Letter to the Editor
Lyme & Mental Illness: A Mother's
Personal Story
Dear Editor:
When I adopted my son at the age of three, he had already been in psychiatric hospitals for violent behavior. I was told by Yale doctors when he was only four that they had no doubt when he got older he would kill someone and they pressured me to put him a psychiatric facility.
My son had been placed in highly specialized schools, and all the experts at these schools could not help him. He had been expelled from one school after another.
I took him to countless doctors and psychiatrists. He had been on many different meds (including several years on a cocktail of Lithobid, Tegretol, Abilify and Zyprexa) and many different diet and behavior plans.

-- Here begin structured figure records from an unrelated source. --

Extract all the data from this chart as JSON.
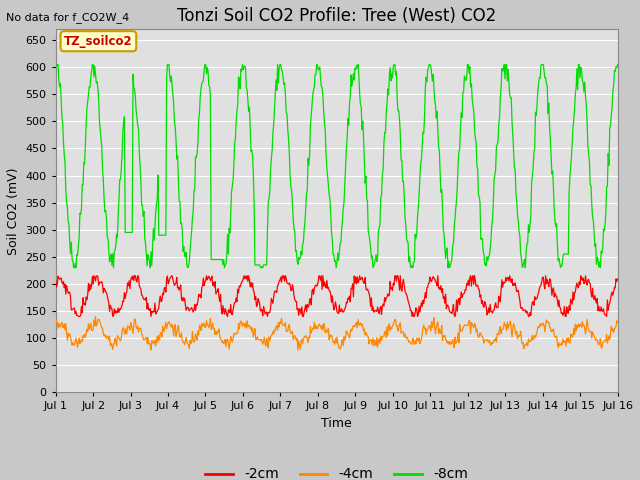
{
  "title": "Tonzi Soil CO2 Profile: Tree (West) CO2",
  "top_left_note": "No data for f_CO2W_4",
  "ylabel": "Soil CO2 (mV)",
  "xlabel": "Time",
  "ylim": [
    0,
    670
  ],
  "yticks": [
    0,
    50,
    100,
    150,
    200,
    250,
    300,
    350,
    400,
    450,
    500,
    550,
    600,
    650
  ],
  "xlim": [
    0,
    15
  ],
  "xtick_labels": [
    "Jul 1",
    "Jul 2",
    "Jul 3",
    "Jul 4",
    "Jul 5",
    "Jul 6",
    "Jul 7",
    "Jul 8",
    "Jul 9",
    "Jul 10",
    "Jul 11",
    "Jul 12",
    "Jul 13",
    "Jul 14",
    "Jul 15",
    "Jul 16"
  ],
  "legend_box_label": "TZ_soilco2",
  "legend_box_color": "#ffffcc",
  "legend_box_edge": "#cc9900",
  "series_colors": {
    "2cm": "#ff0000",
    "4cm": "#ff8800",
    "8cm": "#00dd00"
  },
  "legend_labels": [
    "-2cm",
    "-4cm",
    "-8cm"
  ],
  "fig_bg_color": "#c8c8c8",
  "plot_bg_color": "#e0e0e0",
  "grid_color": "#ffffff",
  "title_fontsize": 12,
  "label_fontsize": 9,
  "tick_fontsize": 8
}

One of these doctors was the author of the book The Bipolar Child, Dimitri Papolos. Dr. Papolos said that my son Nick was one of the most severe cases of pediatric bipolar he had ever seen. Nick had made the rounds of many hospitals such as Hall Brooke, Four Winds, Natcheaug, St. Francis, Danbury, St Rapahel's, White Plains, and Westchester. Some of these places he had been in 3 or more times.
None of these facilities had been able to help him. I couldn't even begin to count ER visits. The ER staffs at the Danbury Hospital know me by name. The treating psychiatrist at Four Winds Hospital told me that Nick was the worst case of pediatric bipolar she had ever seen, they could not help him and after 6 admissions they said they would never take Nick back.
The last time he was in Danbury Hospital, he was taken there handcuffed in the back of a police car because he tried to kill someone with a knife. Although a child, he was placed in the adult unit and the social worker at Danbury Hospital tried for 3 weeks to find a pediatric placement but could not find a single place that was willing to take him and the social worker told me he was looking everywhere in the continental U.S.
I was told many times that Nick needed to be institutionalized. And I knew that meant for life. This would be a life of daily physical and chemical restraints. Nothing and nobody seemed to be able to help this child. Nothing could stop his homicidal and suicidal rage… that is, until one brave doctor took the time and made the real diagnosis: Lyme disease.
And after a long and winding, Nick is a completely different child.
Can Lyme cause mental illness and violent behavior? YES.
There is absolutely NO other explanation for what happened to my son. ALL of his symptoms were psychiatric in nature. Nothing else can account for the complete transformation in his life.
Anyone anywhere who doubts that Lyme disease can cause mental illness and violent behavior, including homicidal rages, send them to me. There is absolutely, positively NO other explanation at all for the complete change in my son.
The treating psychiatrist at Hall Brooke said it himself (until he was pressured by superiors to "shut up"), "It has to be the Lyme treatment, there is no other possible explanation for the change in Nick."
I have no medical background at all, I studied painting, drawing and art. I cannot begin to explain what happened to my son in any medical terms. I am just the witness to what did happen.
Now is he unique? …Of course not. I suspect that there are many people out there who suffer from some degree of mental illness and/or Lyme rage and hide it. Many do not even speak about it in their own Lyme communities because of the stigma attached to it and because they are afraid of being outcasts.
I am hoping that if someone is embarrassed by the label of mental illness and doesn't want Lyme disease to be linked to psychiatric illnesses or violent behavior only because it might reflect badly on them personally-I ask them to reconsider their position.
We need to be telling the world the truth about this illness. And the truth is that it can cause mental illness, violent behavior and, yes, sometimes extreme violent behavior.